From the G. Schirmer Inc. Associated Music Publishers website I was reading about Joan Tower, one of the most important American composers living today. Tower became the first woman to receive the Grawemeyer Award for Silver Ladders, composed for the St. Louis Symphony in 1990.
Tower’s oeuvre includes approximately 100 compositions, from Breakfast Rhythms (1974) to Wild Purple, written for the violist Paul Neubauer, who premiered the work at Merkin Concert Hall in 1998. Tower thought of the viola sound as purple. “Its deep resonant and luscious timbre,” Tower observed, “seems to embody all kinds of hues of purple.” She had not thought of the viola as being particularly wild; therefore, she decided to see about composing a piece that had, in her words, “wild energy in it.” WP met the challenge of creating a piece for solo viola.
Our choice of words and the way we say them should have wild energy, as it were. Use the following wild energy words this week.
1. burgeon (BURR-juhn)
A. to grow or develop quickly
B. to become cold
C. to glow
D. to cut
My students have burgeoned into fine public speakers. Burgeon can be used as a verb without an object, a verb with an object, and a noun.
2. carte blanche (cart BLANCHE)
A. unrestricted authority; complete discretionary power
B. windfall
C. romantic song
D. purplish
The name of the protagonist in Tennessee Williams’s A Streetcar Named Desire reminded me of this word. I say “blanche” in cart blanche like I say the name Blanche as Miss Dubois’s first name. A is the answer. Example: The church gave the pastor carte blanche in choosing the Sunday School director and teachers.
3. churlish (CHUR-lish)
A. having a cheerful disposition
B. having a bad disposition
C. quick to talk about church activities
D. ridiculous
Give the “ch” in churlish the same sound as you give the “ch” in church. Aside from B, churlish means of, like, or befitting a churl. Churlish is not just applied to people, but to anything hard to work with. Amy had trouble with the churlish soil.
4. querulous (QUARE-uh-lus)
A. contented
B. discontented
Let that first syllable in querulous rhyme with “hair.” Use querulous to describe someone who complains. If something or someone is characterized by or expressed in complaint, he or it is querulous.
5. enigma (uh-NIG-muh)
A. free form
B. clarity in speaking and writing
C. something hard to understand or explain
D. a distinguishing mark or sign
Aside from C, an enigma is a mysterious or inscrutable person.

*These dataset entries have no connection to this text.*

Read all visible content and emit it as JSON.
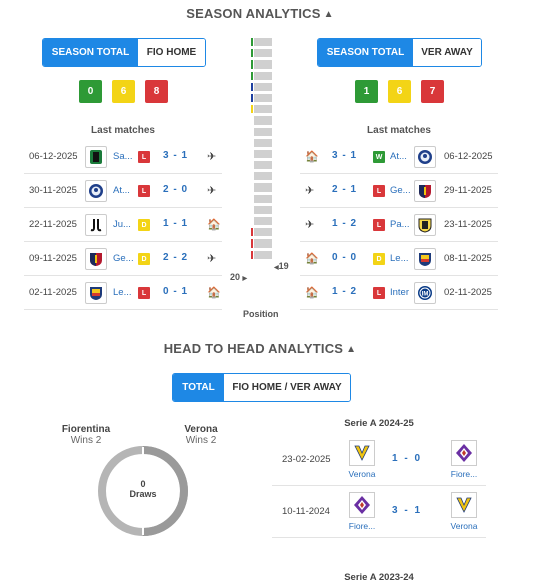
{
  "season": {
    "title": "SEASON ANALYTICS",
    "left": {
      "tab_total": "SEASON TOTAL",
      "tab_venue": "FIO HOME",
      "record": {
        "w": "0",
        "d": "6",
        "l": "8"
      },
      "last_matches_title": "Last matches",
      "matches": [
        {
          "date": "06-12-2025",
          "team": "Sa...",
          "result": "L",
          "score": "3 - 1",
          "venue": "away",
          "logo": "sassuolo-logo"
        },
        {
          "date": "30-11-2025",
          "team": "At...",
          "result": "L",
          "score": "2 - 0",
          "venue": "away",
          "logo": "atalanta-logo"
        },
        {
          "date": "22-11-2025",
          "team": "Ju...",
          "result": "D",
          "score": "1 - 1",
          "venue": "home",
          "logo": "juventus-logo"
        },
        {
          "date": "09-11-2025",
          "team": "Ge...",
          "result": "D",
          "score": "2 - 2",
          "venue": "away",
          "logo": "genoa-logo"
        },
        {
          "date": "02-11-2025",
          "team": "Le...",
          "result": "L",
          "score": "0 - 1",
          "venue": "home",
          "logo": "lecce-logo"
        }
      ],
      "position": "20"
    },
    "right": {
      "tab_total": "SEASON TOTAL",
      "tab_venue": "VER AWAY",
      "record": {
        "w": "1",
        "d": "6",
        "l": "7"
      },
      "last_matches_title": "Last matches",
      "matches": [
        {
          "date": "06-12-2025",
          "team": "At...",
          "result": "W",
          "score": "3 - 1",
          "venue": "home",
          "logo": "atalanta-logo"
        },
        {
          "date": "29-11-2025",
          "team": "Ge...",
          "result": "L",
          "score": "2 - 1",
          "venue": "away",
          "logo": "genoa-logo"
        },
        {
          "date": "23-11-2025",
          "team": "Pa...",
          "result": "L",
          "score": "1 - 2",
          "venue": "away",
          "logo": "parma-logo"
        },
        {
          "date": "08-11-2025",
          "team": "Le...",
          "result": "D",
          "score": "0 - 0",
          "venue": "home",
          "logo": "lecce-logo"
        },
        {
          "date": "02-11-2025",
          "team": "Inter",
          "result": "L",
          "score": "1 - 2",
          "venue": "home",
          "logo": "inter-logo"
        }
      ],
      "position": "19"
    },
    "position_label": "Position",
    "colors": {
      "green": "#2e9a36",
      "yellow": "#f3d416",
      "red": "#d9373a",
      "blue": "#1e88e5"
    }
  },
  "h2h": {
    "title": "HEAD TO HEAD ANALYTICS",
    "tab_total": "TOTAL",
    "tab_venue": "FIO HOME / VER AWAY",
    "team_left": {
      "name": "Fiorentina",
      "wins": "Wins 2"
    },
    "team_right": {
      "name": "Verona",
      "wins": "Wins 2"
    },
    "draws_count": "0",
    "draws_label": "Draws",
    "seasons": [
      {
        "name": "Serie A 2024-25",
        "matches": [
          {
            "date": "23-02-2025",
            "home": "Verona",
            "away": "Fiore...",
            "score": "1 - 0",
            "home_logo": "verona-logo",
            "away_logo": "fiorentina-logo"
          },
          {
            "date": "10-11-2024",
            "home": "Fiore...",
            "away": "Verona",
            "score": "3 - 1",
            "home_logo": "fiorentina-logo",
            "away_logo": "verona-logo"
          }
        ]
      },
      {
        "name": "Serie A 2023-24",
        "matches": []
      }
    ]
  }
}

Last week’s mystery word is one to describe someone given to excessive or incessant laughter. The laughing philosopher was a native of a Thracian town, and the town’s name, Abdera, is where the mystery word, abderian, came.
The first three letters in the last name of the one who composed the Bridal March is this week’s mystery word. The noun form means a humorous or jocular person.